Abstract
Mobile apps often embed authentication secrets, such as API keys, tokens, and
client IDs, to integrate with cloud services. However, developers often
hardcode these credentials into Android apps, exposing them to extraction
through reverse engineering. Once compromised, adversaries can exploit secrets
to access sensitive data, manipulate resources, or abuse APIs, resulting in
significant security and financial risks. Existing detection approaches, such
as regex-based analysis, static analysis, and machine learning, are effective
for identifying known patterns but are fundamentally limited: they require
prior knowledge of credential structures, API signatures, or training data.
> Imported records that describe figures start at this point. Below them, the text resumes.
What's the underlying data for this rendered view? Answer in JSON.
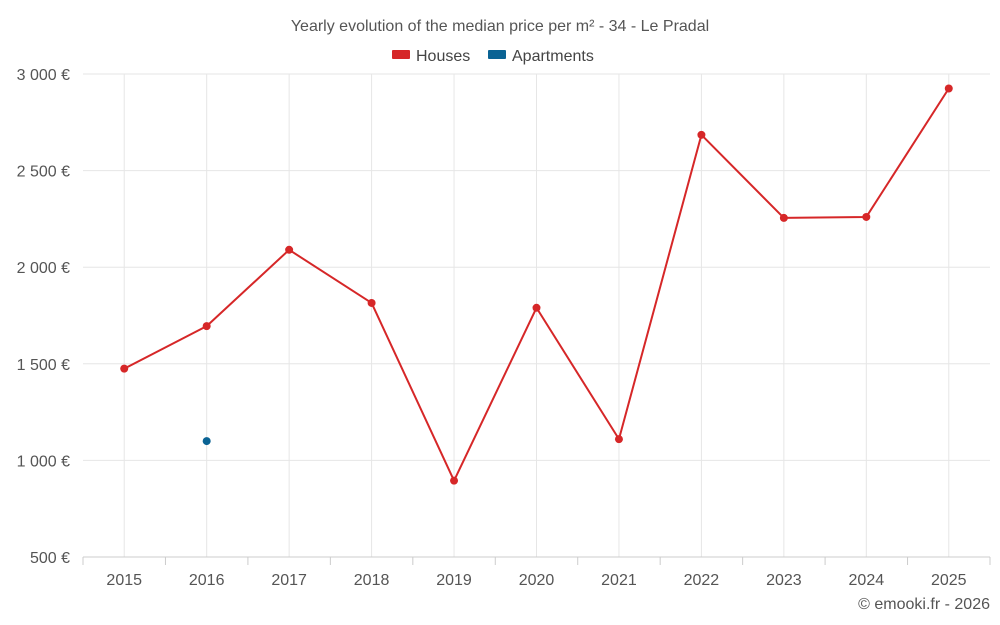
{
  "chart_data": {
    "type": "line",
    "title": "Yearly evolution of the median price per m² - 34 - Le Pradal",
    "categories": [
      "2015",
      "2016",
      "2017",
      "2018",
      "2019",
      "2020",
      "2021",
      "2022",
      "2023",
      "2024",
      "2025"
    ],
    "ylim": [
      500,
      3000
    ],
    "yticks": [
      500,
      1000,
      1500,
      2000,
      2500,
      3000
    ],
    "ytick_labels": [
      "500 €",
      "1 000 €",
      "1 500 €",
      "2 000 €",
      "2 500 €",
      "3 000 €"
    ],
    "grid": true,
    "legend_position": "top-center",
    "series": [
      {
        "name": "Houses",
        "color": "#d62728",
        "values": [
          1475,
          1695,
          2090,
          1815,
          895,
          1790,
          1110,
          2685,
          2255,
          2260,
          2925
        ]
      },
      {
        "name": "Apartments",
        "color": "#0a6394",
        "values": [
          null,
          1100,
          null,
          null,
          null,
          null,
          null,
          null,
          null,
          null,
          null
        ]
      }
    ],
    "credit": "© emooki.fr - 2026"
  }
}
In this paper, we propose SecretLoc, an LLM-based approach for detecting
hardcoded secrets in Android apps. SecretLoc goes beyond pattern matching; it
leverages contextual and structural cues to identify secrets without relying on
predefined patterns or labeled training sets. Using a benchmark dataset from
the literature, we demonstrate that SecretLoc detects secrets missed by regex-,
static-, and ML-based methods, including previously unseen types of secrets. In
total, we discovered 4828 secrets that were undetected by existing approaches,
discovering more than 10 "new" types of secrets, such as OpenAI API keys,
GitHub Access Tokens, RSA private keys, and JWT tokens, and more.
We further extend our analysis to newly crawled apps from Google Play, where
we uncovered and responsibly disclosed additional hardcoded secrets. Across a
set of 5000 apps, we detected secrets in 2124 apps (42.5%), several of which
were confirmed and remediated by developers after we contacted them. Our
results reveal a dual-use risk: if analysts can uncover these secrets with
LLMs, so can attackers. This underscores the urgent need for proactive secret
management and stronger mitigation practices across the mobile ecosystem.